Umaro Sissoco Embaló autoproclamou-se Presidente da Guiné-Bissau em fevereiro e acabou por ser reconhecido como vencedor das eleições pela Comunidade Económica dos Esatdos da África Ocidental (CEDEAO) e restantes parceiros internacionais.

Após ter tomado posse simbolicamente, o chefe de Estado demitiu o Governo liderado por Aristides Gomes, saído das eleições legislativas de 2019 ganhas pelo PAIGC, e nomeou um outro liderado por Nuno Nabian, líder da Assembleia do Povo Unido - Partido Democrático da Guiné-Bissau (APU-PDGB), que assumiu o poder com o apoio das forças armadas do país, que ocuparam as instituições de Estado.

A CEDEAO tinha pedido a formação de um Governo que respeitasse os resultados das legislativas até 22 de maio, mas o prazo não foi cumprido, porque os partidos com assento parlamentar, divididos em dois blocos, reivindicavam ambos ter a maioria para formar Governo.
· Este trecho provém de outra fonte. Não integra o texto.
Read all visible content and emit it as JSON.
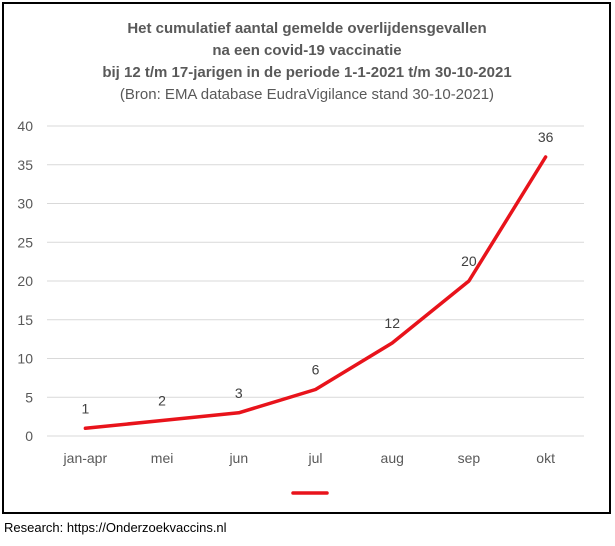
{
  "chart_data": {
    "type": "line",
    "title": [
      "Het cumulatief aantal gemelde overlijdensgevallen",
      "na een covid-19 vaccinatie",
      "bij 12 t/m 17-jarigen in de periode 1-1-2021 t/m 30-10-2021"
    ],
    "subtitle": "(Bron: EMA database EudraVigilance stand 30-10-2021)",
    "categories": [
      "jan-apr",
      "mei",
      "jun",
      "jul",
      "aug",
      "sep",
      "okt"
    ],
    "series": [
      {
        "values": [
          1,
          2,
          3,
          6,
          12,
          20,
          36
        ],
        "color": "#e8131b"
      }
    ],
    "data_labels": [
      "1",
      "2",
      "3",
      "6",
      "12",
      "20",
      "36"
    ],
    "ylim": [
      0,
      40
    ],
    "yticks": [
      "0",
      "5",
      "10",
      "15",
      "20",
      "25",
      "30",
      "35",
      "40"
    ],
    "grid": "horizontal",
    "legend": "bottom-center",
    "xlabel": "",
    "ylabel": ""
  },
  "footer": "Research: https://Onderzoekvaccins.nl"
}
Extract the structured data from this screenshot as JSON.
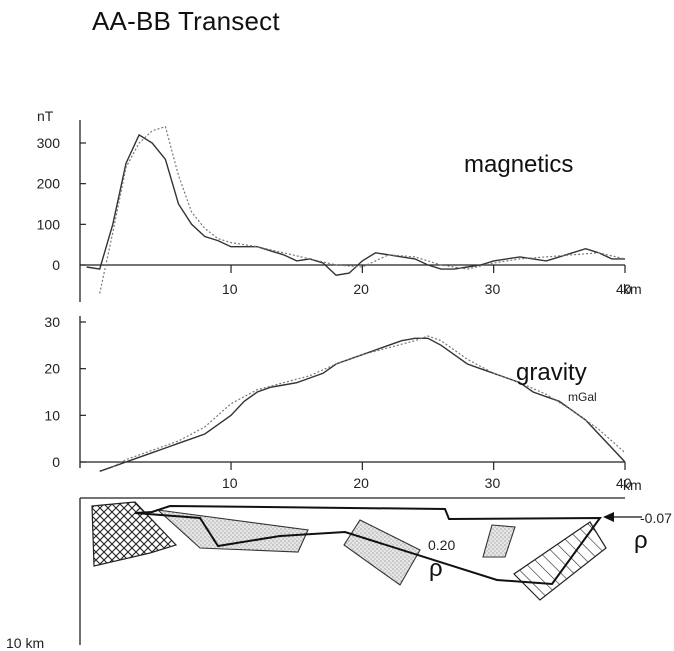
{
  "title": "AA-BB Transect",
  "chart_data": [
    {
      "type": "line",
      "name": "magnetics",
      "label": "magnetics",
      "yunit": "nT",
      "xunit": "km",
      "xlim": [
        -1.5,
        40
      ],
      "ylim": [
        -50,
        350
      ],
      "yticks": [
        0,
        100,
        200,
        300
      ],
      "xticks": [
        10,
        20,
        30,
        40
      ],
      "series": [
        {
          "x": [
            -1,
            0,
            1,
            2,
            3,
            4,
            5,
            6,
            7,
            8,
            9,
            10,
            11,
            12,
            13,
            14,
            15,
            16,
            17,
            18,
            19,
            20,
            21,
            22,
            23,
            24,
            25,
            26,
            27,
            28,
            29,
            30,
            31,
            32,
            33,
            34,
            35,
            36,
            37,
            38,
            39,
            40
          ],
          "y": [
            -5,
            -10,
            100,
            250,
            320,
            300,
            260,
            150,
            100,
            70,
            60,
            45,
            45,
            45,
            35,
            25,
            10,
            15,
            5,
            -25,
            -20,
            10,
            30,
            25,
            20,
            15,
            0,
            -10,
            -10,
            -5,
            0,
            10,
            15,
            20,
            15,
            10,
            20,
            30,
            40,
            30,
            15,
            15
          ]
        },
        {
          "x": [
            0,
            1,
            2,
            3,
            4,
            5,
            6,
            7,
            8,
            9,
            10,
            12,
            14,
            16,
            18,
            20,
            22,
            24,
            26,
            28,
            30,
            32,
            34,
            36,
            38,
            40
          ],
          "y": [
            -70,
            80,
            240,
            300,
            330,
            340,
            220,
            130,
            90,
            65,
            55,
            45,
            30,
            15,
            0,
            -5,
            25,
            20,
            0,
            -10,
            5,
            15,
            20,
            25,
            30,
            15
          ]
        }
      ]
    },
    {
      "type": "line",
      "name": "gravity",
      "label": "gravity",
      "yunit": "mGal",
      "xunit": "km",
      "xlim": [
        -1.5,
        40
      ],
      "ylim": [
        -2,
        32
      ],
      "yticks": [
        0,
        10,
        20,
        30
      ],
      "xticks": [
        10,
        20,
        30,
        40
      ],
      "series": [
        {
          "x": [
            0,
            1,
            2,
            3,
            4,
            5,
            6,
            7,
            8,
            9,
            10,
            11,
            12,
            13,
            14,
            15,
            16,
            17,
            18,
            19,
            20,
            21,
            22,
            23,
            24,
            25,
            26,
            27,
            28,
            29,
            30,
            31,
            32,
            33,
            34,
            35,
            36,
            37,
            38,
            39,
            40
          ],
          "y": [
            -2,
            -1,
            0,
            1,
            2,
            3,
            4,
            5,
            6,
            8,
            10,
            13,
            15,
            16,
            16.5,
            17,
            18,
            19,
            21,
            22,
            23,
            24,
            25,
            26,
            26.5,
            26.5,
            25,
            23,
            21,
            20,
            19,
            18,
            17,
            15,
            14,
            13,
            11,
            9,
            6,
            3,
            0
          ]
        },
        {
          "x": [
            1,
            2,
            4,
            6,
            8,
            10,
            12,
            14,
            16,
            18,
            20,
            22,
            24,
            25,
            26,
            28,
            30,
            32,
            34,
            36,
            38,
            40
          ],
          "y": [
            -1,
            0.5,
            2.5,
            4.5,
            7.5,
            12.5,
            15.5,
            17,
            18.5,
            21,
            23,
            24.5,
            26,
            27,
            26,
            22,
            19,
            17,
            14.5,
            11,
            7,
            2
          ]
        }
      ]
    }
  ],
  "section": {
    "depth_label": "10 km",
    "annotations": [
      "-0.07",
      "0.20"
    ],
    "rho_symbol": "ρ"
  }
}
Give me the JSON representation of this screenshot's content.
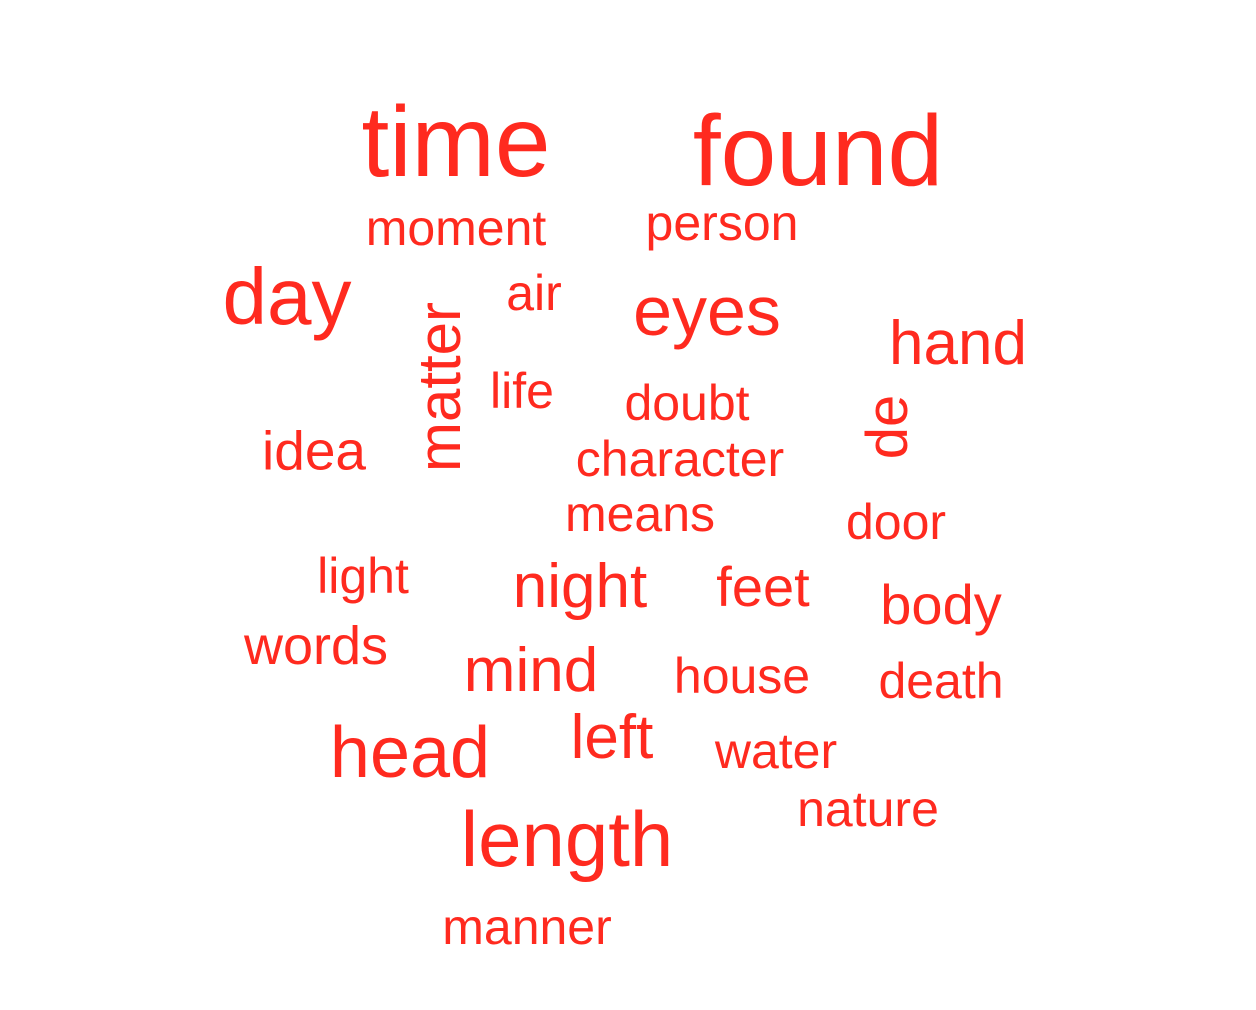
{
  "word_color": "#ff2a1f",
  "words": [
    {
      "text": "time"
    },
    {
      "text": "found"
    },
    {
      "text": "moment"
    },
    {
      "text": "person"
    },
    {
      "text": "day"
    },
    {
      "text": "air"
    },
    {
      "text": "eyes"
    },
    {
      "text": "matter",
      "orientation": "vertical"
    },
    {
      "text": "hand"
    },
    {
      "text": "life"
    },
    {
      "text": "doubt"
    },
    {
      "text": "de",
      "orientation": "vertical"
    },
    {
      "text": "idea"
    },
    {
      "text": "character"
    },
    {
      "text": "means"
    },
    {
      "text": "door"
    },
    {
      "text": "light"
    },
    {
      "text": "night"
    },
    {
      "text": "feet"
    },
    {
      "text": "body"
    },
    {
      "text": "words"
    },
    {
      "text": "mind"
    },
    {
      "text": "house"
    },
    {
      "text": "death"
    },
    {
      "text": "head"
    },
    {
      "text": "left"
    },
    {
      "text": "water"
    },
    {
      "text": "nature"
    },
    {
      "text": "length"
    },
    {
      "text": "manner"
    }
  ]
}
O PAIGC venceu as legislativas de março de 2019 sem maioria e fez um acordo de incidência parlamentar com a APU-PDGB, Partido da Nova Democracia e União para a Mudança, obtendo 54 dos 102 assentos no parlamento.

Logo no início da legislatura, o líder da APU-PDGB, Nuno Nabian, incompatibilizou-se com o PAIGC e aliou-se ao Movimento para a Alternância Democrática (Madem-G15), segunda força política do país, com 27 deputados, e Partido da Renovação Social, que elegeu 21 deputados.

Apesar da nova aliança, quatro dos cinco deputados da APU-PDGB mantiveram a sua lealdade ao acordo de incidência parlamentar assinado com o PAIGC.

Na segunda-feira, Nuno Nabian conseguiu aprovar o seu programa de Governo no parlamento guineense com os votos a favor de cinco deputados do PAIGC, que contrariaram a decisão do partido e participaram na sessão plenária.

Os restantes deputados do PAIGC regressaram ao parlamento na quarta-feira para anunciar que o partido vai entrar com uma impugnação judicial à aprovação do programa de Governo, alegando "violações grotescas" ao regimento da Assembleia Nacional Popular.